Re: [HP ProLiant WatchDog driver] hpwdt HP WatchDog Patch

From: Andrew Morton
Date: Mon Oct 22 2007 - 04:51:39 EST


On Mon, 15 Oct 2007 14:05:50 -0400 (EDT) thomas.mingarelli@xxxxxx wrote:

> Hp is providing a Hardware WatchDog Timer driver that will only work with the
> specific HW Timer located in the HP ProLiant iLO 2 ASIC. The iLO 2 HW Timer
> will generate a Non-maskable Interrupt (NMI) 9 seconds before physically
> resetting the server, by removing power, so that the event can be logged to
> the HP Integrated Management Log (IML), a Non-Volatile Random Access Memory
> (NVRAM). The logging of the event is performed using the HP ProLiant ROM via
> an Industry Standard access known as a BIOS Service Directory Entry.

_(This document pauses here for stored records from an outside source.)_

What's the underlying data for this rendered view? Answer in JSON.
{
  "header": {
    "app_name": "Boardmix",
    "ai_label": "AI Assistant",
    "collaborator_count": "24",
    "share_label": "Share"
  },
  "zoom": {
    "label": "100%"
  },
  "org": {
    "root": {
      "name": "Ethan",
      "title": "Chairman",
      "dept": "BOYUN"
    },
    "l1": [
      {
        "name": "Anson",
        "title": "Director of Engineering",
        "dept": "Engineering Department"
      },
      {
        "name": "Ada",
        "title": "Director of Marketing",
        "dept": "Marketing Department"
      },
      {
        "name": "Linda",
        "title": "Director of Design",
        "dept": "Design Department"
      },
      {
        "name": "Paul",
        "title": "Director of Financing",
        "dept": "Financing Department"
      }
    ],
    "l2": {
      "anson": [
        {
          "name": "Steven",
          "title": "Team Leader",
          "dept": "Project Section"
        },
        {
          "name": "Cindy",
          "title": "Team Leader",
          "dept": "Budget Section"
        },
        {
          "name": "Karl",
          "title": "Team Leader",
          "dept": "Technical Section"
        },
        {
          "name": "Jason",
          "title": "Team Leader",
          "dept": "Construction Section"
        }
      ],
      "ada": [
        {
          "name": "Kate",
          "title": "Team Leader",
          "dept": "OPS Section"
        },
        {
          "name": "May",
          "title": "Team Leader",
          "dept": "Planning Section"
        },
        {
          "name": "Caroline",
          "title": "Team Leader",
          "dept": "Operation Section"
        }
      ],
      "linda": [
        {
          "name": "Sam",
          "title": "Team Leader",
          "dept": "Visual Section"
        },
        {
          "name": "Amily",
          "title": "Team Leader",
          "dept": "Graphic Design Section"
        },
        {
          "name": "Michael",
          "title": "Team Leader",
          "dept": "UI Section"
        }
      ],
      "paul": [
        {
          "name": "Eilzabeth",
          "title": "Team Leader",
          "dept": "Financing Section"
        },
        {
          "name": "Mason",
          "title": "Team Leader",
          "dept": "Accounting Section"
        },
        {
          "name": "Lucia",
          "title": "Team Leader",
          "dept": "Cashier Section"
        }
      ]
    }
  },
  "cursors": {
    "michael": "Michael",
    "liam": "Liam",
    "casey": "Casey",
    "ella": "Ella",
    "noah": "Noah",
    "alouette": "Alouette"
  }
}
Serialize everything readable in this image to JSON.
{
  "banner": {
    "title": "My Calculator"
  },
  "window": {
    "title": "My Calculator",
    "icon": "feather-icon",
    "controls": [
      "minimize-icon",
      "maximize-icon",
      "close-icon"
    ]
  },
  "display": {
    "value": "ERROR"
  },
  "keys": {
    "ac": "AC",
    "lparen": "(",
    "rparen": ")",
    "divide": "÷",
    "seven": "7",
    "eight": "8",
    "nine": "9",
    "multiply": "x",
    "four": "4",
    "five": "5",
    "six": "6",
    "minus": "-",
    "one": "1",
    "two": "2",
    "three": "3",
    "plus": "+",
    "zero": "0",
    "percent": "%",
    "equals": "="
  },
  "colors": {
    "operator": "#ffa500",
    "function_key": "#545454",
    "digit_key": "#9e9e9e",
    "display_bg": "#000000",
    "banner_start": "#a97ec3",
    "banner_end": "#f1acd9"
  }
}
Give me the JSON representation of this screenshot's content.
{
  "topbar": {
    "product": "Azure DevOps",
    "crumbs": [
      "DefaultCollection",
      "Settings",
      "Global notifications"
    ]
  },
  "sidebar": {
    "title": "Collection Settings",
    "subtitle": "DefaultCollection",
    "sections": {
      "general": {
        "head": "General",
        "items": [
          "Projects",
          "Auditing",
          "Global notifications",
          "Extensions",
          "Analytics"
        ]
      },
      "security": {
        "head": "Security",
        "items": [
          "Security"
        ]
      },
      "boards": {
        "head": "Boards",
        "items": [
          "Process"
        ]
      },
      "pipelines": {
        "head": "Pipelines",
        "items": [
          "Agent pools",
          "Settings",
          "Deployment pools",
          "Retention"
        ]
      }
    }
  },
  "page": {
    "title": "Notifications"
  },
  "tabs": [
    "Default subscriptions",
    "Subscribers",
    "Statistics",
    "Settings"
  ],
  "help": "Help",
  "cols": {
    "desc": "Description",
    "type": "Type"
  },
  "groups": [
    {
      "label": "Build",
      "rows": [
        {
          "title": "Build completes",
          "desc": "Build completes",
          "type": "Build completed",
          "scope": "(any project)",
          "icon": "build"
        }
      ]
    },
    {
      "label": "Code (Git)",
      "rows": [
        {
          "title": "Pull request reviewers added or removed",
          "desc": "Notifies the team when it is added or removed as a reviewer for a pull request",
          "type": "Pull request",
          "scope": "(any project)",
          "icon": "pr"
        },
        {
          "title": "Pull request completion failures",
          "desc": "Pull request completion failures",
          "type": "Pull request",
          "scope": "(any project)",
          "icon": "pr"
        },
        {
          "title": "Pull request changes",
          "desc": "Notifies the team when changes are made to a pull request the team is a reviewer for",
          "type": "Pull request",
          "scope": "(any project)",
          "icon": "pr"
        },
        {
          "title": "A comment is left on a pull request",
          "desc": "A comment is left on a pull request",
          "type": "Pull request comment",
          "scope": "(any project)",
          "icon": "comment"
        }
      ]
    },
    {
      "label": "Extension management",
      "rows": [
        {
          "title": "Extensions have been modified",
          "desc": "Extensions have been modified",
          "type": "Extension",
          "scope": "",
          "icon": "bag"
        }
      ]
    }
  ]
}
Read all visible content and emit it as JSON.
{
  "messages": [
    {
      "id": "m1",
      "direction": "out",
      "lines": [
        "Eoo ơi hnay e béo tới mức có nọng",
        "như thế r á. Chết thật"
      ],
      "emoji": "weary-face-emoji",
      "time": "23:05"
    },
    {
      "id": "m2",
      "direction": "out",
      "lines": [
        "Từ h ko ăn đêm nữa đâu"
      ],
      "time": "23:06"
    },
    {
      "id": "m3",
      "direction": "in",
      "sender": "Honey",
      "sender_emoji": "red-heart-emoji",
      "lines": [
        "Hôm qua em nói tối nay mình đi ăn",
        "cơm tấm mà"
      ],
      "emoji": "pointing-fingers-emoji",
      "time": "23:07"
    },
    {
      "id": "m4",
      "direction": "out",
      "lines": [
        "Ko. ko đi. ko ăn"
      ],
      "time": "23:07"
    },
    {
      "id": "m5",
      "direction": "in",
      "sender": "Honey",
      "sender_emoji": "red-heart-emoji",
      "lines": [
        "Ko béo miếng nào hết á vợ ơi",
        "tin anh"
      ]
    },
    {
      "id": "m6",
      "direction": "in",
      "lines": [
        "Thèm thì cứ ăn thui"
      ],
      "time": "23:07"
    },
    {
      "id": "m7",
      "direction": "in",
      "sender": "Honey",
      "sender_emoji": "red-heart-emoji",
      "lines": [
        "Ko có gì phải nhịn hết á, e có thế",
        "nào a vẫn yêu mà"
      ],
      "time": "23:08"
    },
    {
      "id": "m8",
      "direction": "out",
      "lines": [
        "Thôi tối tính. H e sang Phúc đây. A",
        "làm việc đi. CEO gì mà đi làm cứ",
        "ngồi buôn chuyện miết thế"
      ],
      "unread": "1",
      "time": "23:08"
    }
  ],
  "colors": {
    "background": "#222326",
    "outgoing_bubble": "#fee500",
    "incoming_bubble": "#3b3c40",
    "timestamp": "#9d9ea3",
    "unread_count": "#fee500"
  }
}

Please include a signed-off-by: for contributions, as per
Documentation/SubmittingPatches.

Please cc the watchdog maintainer (cc'ed here) on watchdog patches.

I'm inclined to agree with Arjan - a lot of this code is not specific to
this driver and to this device. It is not desirable that such code be
hidden inside a particular device driver.

Please respond to Andrey Panin's (good) question?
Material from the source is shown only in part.